Balance billing is a type of dental care billing that occurs when a provider bills a member for the difference between an out-of-network provider’s charges and the amount paid by a member’s benefit plan. This situation happens when a provider is neither contracted nor a participant in a member’s provider network.
If your plan includes a Benefit Maximum, your benefit is limited each year to the amount shown in the Benefit Summary. The Benefit Summary also shows what services do not count toward your Benefit Maximum. Otherwise, charges for services we cover, less cost share you pay, count toward the Benefit Maximum. After you reach the Benefit Maximum, you pay 100 percent of charges for services incurred during the balance of the year.
Coinsurance is a percentage of charges that you must pay when you receive a covered service as described in the “What You Pay” section of your Evidence of Coverage.
A copay is the defined dollar amount that you must pay when you receive a covered service as described in the “What You Pay” section of your Evidence of Coverage.
A deductible is the amount you must pay in a calendar year for certain services before we will cover those services at the copayment or coinsurance level in that calendar year. Deductible amounts include the annual deductible take-over amount as described under “Deductible” in the “What You Pay” section of your Evidence of Coverage.
An embedded deductible is a way to calculate deductibles or out-of-pocket maximums for family coverage. Once a member has met their plan’s individual deductible, benefits begin for that individual. Meanwhile, the rest of the family must continue satisfying their deductible until they reach the family deductible level. Once the family deductible is satisfied, benefits begin for the rest of the family. Similarly, once a member has met his or her plan’s individual out-of-pocket maximum, no further member liability will apply for some or all covered services for that individual. Meanwhile, the rest of the family must continue satisfying their out-of-pocket maximum until they reach the family out-of-pocket maximum level. Once the family out-of-pocket maximum is satisfied, then no further member liability will apply for some or all covered services for the rest of the family. Not all services may be subject to the deductible and/or out-of-pocket maximum.
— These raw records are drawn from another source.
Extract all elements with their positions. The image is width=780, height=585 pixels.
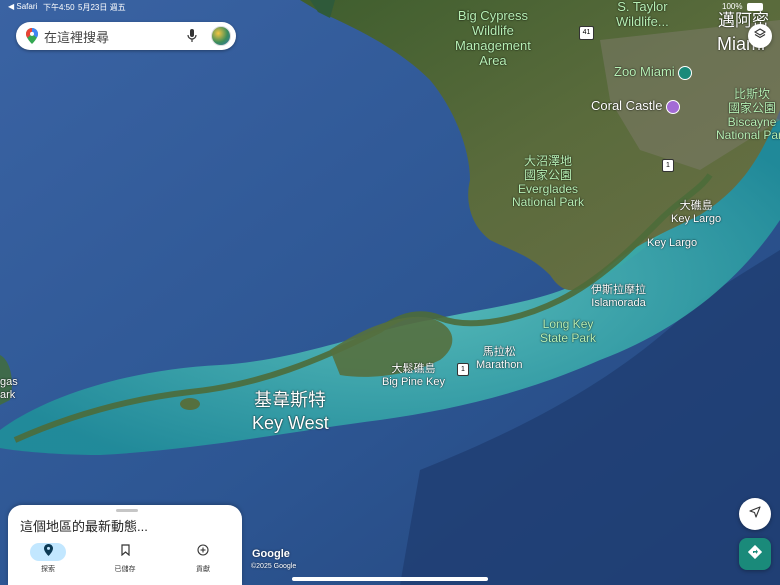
add-circle-icon (197, 543, 209, 561)
home-indicator[interactable] (292, 577, 488, 581)
copyright-text: ©2025 Google (251, 563, 297, 570)
bookmark-icon (120, 543, 130, 561)
my-location-button[interactable] (739, 498, 771, 530)
satellite-map[interactable] (0, 0, 780, 585)
map-label-long-key[interactable]: Long Key State Park (540, 317, 596, 346)
tab-saved-label: 已儲存 (114, 566, 136, 573)
map-label-key-largo-zh[interactable]: 大礁島 Key Largo (671, 200, 721, 225)
layers-icon (753, 27, 767, 45)
navigation-arrow-icon (749, 505, 761, 523)
tab-explore[interactable]: 探索 (18, 543, 78, 581)
maps-pin-icon (26, 28, 38, 44)
tab-explore-highlight (30, 543, 66, 561)
map-label-zoo-miami[interactable]: Zoo Miami (614, 64, 693, 80)
highway-shield-1-north: 1 (662, 159, 674, 172)
tab-contribute-icon-wrap (185, 543, 221, 561)
map-label-marathon[interactable]: 馬拉松 Marathon (476, 346, 522, 371)
tab-saved-icon-wrap (107, 543, 143, 561)
search-input[interactable]: 在這裡搜尋 (44, 27, 187, 46)
map-label-key-west[interactable]: Key West (252, 413, 329, 434)
map-label-big-cypress[interactable]: Big Cypress Wildlife Management Area (455, 8, 531, 69)
zoo-poi-icon (678, 65, 693, 80)
shield-1b-text: 1 (461, 366, 465, 373)
layers-button[interactable] (748, 24, 772, 48)
status-back-link[interactable]: ◀ Safari (8, 2, 37, 11)
zoo-miami-text: Zoo Miami (614, 64, 675, 79)
map-label-big-pine-key[interactable]: 大鬆礁島 Big Pine Key (382, 363, 445, 388)
avatar[interactable] (211, 26, 231, 46)
explore-bottom-sheet[interactable]: 這個地區的最新動態... 探索 已儲存 貢獻 (8, 505, 242, 585)
status-time: 下午4:50 (43, 3, 75, 12)
google-logo: Google (252, 548, 290, 560)
shield-1a-text: 1 (666, 162, 670, 169)
location-pin-icon (43, 543, 53, 561)
map-label-key-west-zh[interactable]: 基韋斯特 (254, 390, 326, 411)
map-label-coral-castle[interactable]: Coral Castle (591, 98, 681, 114)
directions-button[interactable] (739, 538, 771, 570)
map-label-partial-left[interactable]: gas ark (0, 376, 18, 401)
map-label-key-largo[interactable]: Key Largo (647, 237, 697, 250)
microphone-icon[interactable] (187, 29, 197, 43)
status-battery: 100% (722, 2, 763, 11)
status-date: 5月23日 週五 (78, 3, 126, 12)
coral-castle-text: Coral Castle (591, 98, 663, 113)
landmark-poi-icon (666, 99, 681, 114)
map-label-s-taylor[interactable]: S. Taylor Wildlife... (616, 0, 669, 30)
highway-shield-1-south: 1 (457, 363, 469, 376)
map-label-biscayne[interactable]: 比斯坎 國家公園 Biscayne National Park (716, 87, 780, 143)
tab-contribute[interactable]: 貢獻 (173, 543, 233, 581)
battery-percent: 100% (722, 2, 743, 11)
sheet-drag-handle[interactable] (116, 509, 138, 512)
tab-saved[interactable]: 已儲存 (95, 543, 155, 581)
directions-icon (747, 544, 763, 564)
map-label-everglades[interactable]: 大沼澤地 國家公園 Everglades National Park (512, 154, 584, 210)
tab-contribute-label: 貢獻 (196, 566, 210, 573)
sheet-title: 這個地區的最新動態... (20, 519, 148, 534)
map-label-islamorada[interactable]: 伊斯拉摩拉 Islamorada (591, 284, 646, 309)
battery-icon (746, 2, 763, 11)
search-bar[interactable]: 在這裡搜尋 (16, 22, 236, 50)
tab-explore-label: 探索 (41, 566, 55, 573)
shield-41-text: 41 (582, 29, 591, 36)
highway-shield-41: 41 (579, 26, 594, 40)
A dental HMO plan typically has a closed network of dentists, other dental providers, and dental facilities. With a dental HMO plan, a member receives services from the HMO’s providers for a predetermined level of coverage as described in your Evidence of Coverage. A member pays for services according to their plan’s benefits and doesn’t have to worry about submitting claims forms unless he or she receives dental services outside of the network.
An HSA is a tax-advantaged savings account that a member can open to pay for qualified dental expenses. Contributions to an HSA can be made by both a member and his or her employer, but the money belongs to the member. The money invested in an HSA is tax-deductible, and any earnings are tax-deferred. The member can withdraw funds tax-free and without penalty from the account if the funds are used to pay for qualified dental expenses. The HSA is portable and goes with the member if the member changes jobs.
Tax references are applicable per federal tax regulations. State tax regulations may vary. (See the Internal Revenue Service’s list of qualified medical and dental expenses.)
In-network means a group of dentists, facilities, and other providers that have contracted with our dental plan to provide services to our members at negotiated rates. With all Kaiser Permanente dental plans, members typically pay less out of pocket when seeking covered services from an in-network provider.
Member liability is the financial obligation a member has when obtaining health care services. Copays, deductibles, and coinsurance are examples of member liabilities.
Out-of-Network means a group of dentists, facilities, and other providers that have not contracted with a dental plan to provide services to our members at negotiated rates.
Members typically pay more out of pocket when seeking services from an out-of-network provider. Depending on a member’s plan benefits, the plan may or may not pay for a portion of the charges from out-of-network providers.
An out-of-pocket maximum is the limit to the total amount of deductibles, copays, and coinsurance an individual or family must pay in a calendar, contract, or plan year for covered dental care services.
At Kaiser Permanente, once the out-of-pocket maximum is reached, Kaiser Permanente pays for most or all of the covered services for the remainder of the calendar, contract, or plan year, depending on the plan. All covered services may not be subject to the out-of-pocket maximum.
In a Kaiser Permanente preferred provider organization (PPO) plan, members can choose from 2 coverage options each time they need dental care to get the health care that best meets their needs.
A service area is a designated geographic area covered by a member’s dental plan.